There is huge difference when two quants produce same result but one takes fraction of tokens on average to get there.
I cant stress enough how much more reliable your model feels when coding compared to other Q4-Q5 quants i tested.
Everywhere i see focus on kld and ppl but this doesnt consider thinking overhead and efficiency that directly translates to context bloat if model is not thinking how it should. Maybe thinking tokens length average vs unqantized version of the model should be standard for evaluation on how qunatization degrades model. Bottom line model thinking should be part of benchmark strategy evaluation for quants.
PPL is next to useless and even falls into misleading territory as any kind of ground truth quality metric (lower relative PPL on the same model may not give better performance). I mainly use it as a very rough regression metric to compare against to check if inference engine either broke or changed significantly compare to the time the quant was created. KLD is also just another relative comparison metric.

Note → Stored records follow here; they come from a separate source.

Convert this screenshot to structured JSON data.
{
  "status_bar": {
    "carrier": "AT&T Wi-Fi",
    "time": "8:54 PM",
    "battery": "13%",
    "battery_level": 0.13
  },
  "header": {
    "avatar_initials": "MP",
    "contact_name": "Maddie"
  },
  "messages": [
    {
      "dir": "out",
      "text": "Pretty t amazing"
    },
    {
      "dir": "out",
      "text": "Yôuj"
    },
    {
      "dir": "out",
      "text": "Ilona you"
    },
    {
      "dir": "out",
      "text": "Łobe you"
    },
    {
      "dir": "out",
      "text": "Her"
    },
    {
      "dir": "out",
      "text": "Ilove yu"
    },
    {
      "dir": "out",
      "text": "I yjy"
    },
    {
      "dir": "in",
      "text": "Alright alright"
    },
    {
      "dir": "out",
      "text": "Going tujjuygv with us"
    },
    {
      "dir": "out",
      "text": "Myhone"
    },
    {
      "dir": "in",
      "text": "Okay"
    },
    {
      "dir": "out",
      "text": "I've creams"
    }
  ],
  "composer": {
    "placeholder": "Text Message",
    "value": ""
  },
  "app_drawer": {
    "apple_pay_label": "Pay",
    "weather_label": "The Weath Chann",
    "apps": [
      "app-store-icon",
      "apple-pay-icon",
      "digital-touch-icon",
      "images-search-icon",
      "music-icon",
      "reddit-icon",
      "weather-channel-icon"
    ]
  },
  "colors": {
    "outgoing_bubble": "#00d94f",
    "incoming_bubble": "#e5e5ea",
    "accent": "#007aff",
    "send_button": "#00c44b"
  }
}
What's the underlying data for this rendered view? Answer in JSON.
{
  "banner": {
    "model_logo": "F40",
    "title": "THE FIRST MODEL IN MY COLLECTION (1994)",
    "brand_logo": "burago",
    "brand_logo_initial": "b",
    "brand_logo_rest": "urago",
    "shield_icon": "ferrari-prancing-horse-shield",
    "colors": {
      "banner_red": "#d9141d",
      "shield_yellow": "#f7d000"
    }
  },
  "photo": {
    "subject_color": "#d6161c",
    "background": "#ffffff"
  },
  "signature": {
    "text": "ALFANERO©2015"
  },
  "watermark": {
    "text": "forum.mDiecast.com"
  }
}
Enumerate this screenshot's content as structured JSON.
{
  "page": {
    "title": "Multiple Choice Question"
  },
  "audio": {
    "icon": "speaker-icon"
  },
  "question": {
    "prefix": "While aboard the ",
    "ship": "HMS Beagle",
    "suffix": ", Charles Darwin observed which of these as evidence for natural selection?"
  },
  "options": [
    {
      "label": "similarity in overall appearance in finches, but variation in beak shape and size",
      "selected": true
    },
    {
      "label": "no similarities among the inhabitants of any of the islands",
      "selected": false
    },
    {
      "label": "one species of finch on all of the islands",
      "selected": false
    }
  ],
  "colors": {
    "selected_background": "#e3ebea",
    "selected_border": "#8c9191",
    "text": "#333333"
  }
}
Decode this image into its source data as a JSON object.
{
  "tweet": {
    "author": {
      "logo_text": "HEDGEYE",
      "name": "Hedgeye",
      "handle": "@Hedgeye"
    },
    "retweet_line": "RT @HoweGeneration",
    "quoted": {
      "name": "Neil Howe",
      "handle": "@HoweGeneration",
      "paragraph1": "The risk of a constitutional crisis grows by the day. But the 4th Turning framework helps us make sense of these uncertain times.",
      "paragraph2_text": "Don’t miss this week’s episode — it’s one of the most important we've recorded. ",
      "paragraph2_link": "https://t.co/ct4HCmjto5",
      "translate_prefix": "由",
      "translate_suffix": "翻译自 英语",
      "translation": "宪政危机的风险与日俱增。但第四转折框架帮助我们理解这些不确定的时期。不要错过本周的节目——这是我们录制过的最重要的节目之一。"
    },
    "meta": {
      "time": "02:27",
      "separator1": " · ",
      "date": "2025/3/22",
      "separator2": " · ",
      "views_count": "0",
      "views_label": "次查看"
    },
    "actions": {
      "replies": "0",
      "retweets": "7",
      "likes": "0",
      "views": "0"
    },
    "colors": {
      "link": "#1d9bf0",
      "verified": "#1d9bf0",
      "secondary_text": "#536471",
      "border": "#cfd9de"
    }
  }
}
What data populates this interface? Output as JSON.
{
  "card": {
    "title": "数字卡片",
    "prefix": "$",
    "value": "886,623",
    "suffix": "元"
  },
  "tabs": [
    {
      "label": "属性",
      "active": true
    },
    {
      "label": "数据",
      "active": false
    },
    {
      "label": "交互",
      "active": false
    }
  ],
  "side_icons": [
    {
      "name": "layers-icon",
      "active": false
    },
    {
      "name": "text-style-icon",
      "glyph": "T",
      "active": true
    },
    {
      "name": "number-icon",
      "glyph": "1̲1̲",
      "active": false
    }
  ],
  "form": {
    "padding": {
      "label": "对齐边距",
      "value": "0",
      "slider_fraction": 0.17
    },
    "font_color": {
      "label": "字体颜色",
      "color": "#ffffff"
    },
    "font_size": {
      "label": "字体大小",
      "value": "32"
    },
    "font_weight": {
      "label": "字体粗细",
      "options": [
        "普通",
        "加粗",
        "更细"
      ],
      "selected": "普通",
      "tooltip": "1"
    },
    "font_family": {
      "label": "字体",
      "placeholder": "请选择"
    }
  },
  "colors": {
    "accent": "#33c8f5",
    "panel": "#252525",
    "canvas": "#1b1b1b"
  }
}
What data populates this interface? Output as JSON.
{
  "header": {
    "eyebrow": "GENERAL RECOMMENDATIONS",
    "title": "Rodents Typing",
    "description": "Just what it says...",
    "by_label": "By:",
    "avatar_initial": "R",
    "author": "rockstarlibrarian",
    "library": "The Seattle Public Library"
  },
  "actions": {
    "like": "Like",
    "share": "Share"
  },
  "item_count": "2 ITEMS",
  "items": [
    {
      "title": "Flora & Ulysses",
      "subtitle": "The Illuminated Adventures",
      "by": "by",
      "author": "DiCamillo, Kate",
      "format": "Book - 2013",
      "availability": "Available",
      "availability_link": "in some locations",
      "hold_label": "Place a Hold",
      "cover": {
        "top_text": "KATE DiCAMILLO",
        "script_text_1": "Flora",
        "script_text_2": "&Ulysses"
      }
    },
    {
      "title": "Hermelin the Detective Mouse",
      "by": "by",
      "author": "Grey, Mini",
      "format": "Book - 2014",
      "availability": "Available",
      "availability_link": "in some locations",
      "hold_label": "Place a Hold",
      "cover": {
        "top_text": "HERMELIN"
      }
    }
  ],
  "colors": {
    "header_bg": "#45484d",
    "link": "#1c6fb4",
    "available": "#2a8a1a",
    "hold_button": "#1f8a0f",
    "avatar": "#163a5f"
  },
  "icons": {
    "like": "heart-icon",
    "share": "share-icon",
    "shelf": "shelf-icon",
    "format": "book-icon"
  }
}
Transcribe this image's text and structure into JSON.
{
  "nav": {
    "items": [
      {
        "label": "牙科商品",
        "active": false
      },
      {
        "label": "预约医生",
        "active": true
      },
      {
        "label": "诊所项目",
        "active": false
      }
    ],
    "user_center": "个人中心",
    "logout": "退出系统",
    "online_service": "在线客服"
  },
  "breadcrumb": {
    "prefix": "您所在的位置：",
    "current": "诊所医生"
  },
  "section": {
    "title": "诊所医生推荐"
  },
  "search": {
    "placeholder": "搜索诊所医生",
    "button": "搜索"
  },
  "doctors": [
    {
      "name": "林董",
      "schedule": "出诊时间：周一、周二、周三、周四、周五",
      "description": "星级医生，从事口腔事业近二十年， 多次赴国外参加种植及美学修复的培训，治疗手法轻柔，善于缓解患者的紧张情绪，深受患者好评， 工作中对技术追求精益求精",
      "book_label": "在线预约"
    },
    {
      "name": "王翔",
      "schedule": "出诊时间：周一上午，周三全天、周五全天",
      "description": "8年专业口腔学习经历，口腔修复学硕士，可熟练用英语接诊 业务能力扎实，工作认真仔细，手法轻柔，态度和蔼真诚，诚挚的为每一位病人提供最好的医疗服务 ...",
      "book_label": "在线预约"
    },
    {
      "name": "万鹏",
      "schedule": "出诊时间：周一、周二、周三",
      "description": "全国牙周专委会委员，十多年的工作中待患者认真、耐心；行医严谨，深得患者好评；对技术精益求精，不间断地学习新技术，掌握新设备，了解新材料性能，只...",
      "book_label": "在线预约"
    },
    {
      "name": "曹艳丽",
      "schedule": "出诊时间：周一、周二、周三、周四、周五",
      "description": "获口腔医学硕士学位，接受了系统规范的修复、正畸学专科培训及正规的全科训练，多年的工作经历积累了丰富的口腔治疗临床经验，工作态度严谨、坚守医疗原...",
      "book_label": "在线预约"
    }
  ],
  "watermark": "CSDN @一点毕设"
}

There is huge difference when two quants produce same result but one takes fraction of tokens on average to get there.
I hypothesized the GLM creators may have been rewarding the model for efficient solutions during instruct tune on one of their extremely strong RL releases. I believe this strategy should be used across the board for all RL model training. If the model gives two correct answers but one takes a large number more tokens, the shorter correct answer one should be jammed into the backprop gradients on subsequent training cycles to give it more weight. When I optimize the model layer quants I select for both correctness and avoidance of infinite repeat loops, given that the quant alone has some control over this, the model training itself should also be able to employ such a strategy very effectively.
I cant stress enough how much more reliable your model feels when coding compared to other Q4-Q5 quants i tested.
Thanks, appreciate your feedback and comments very much.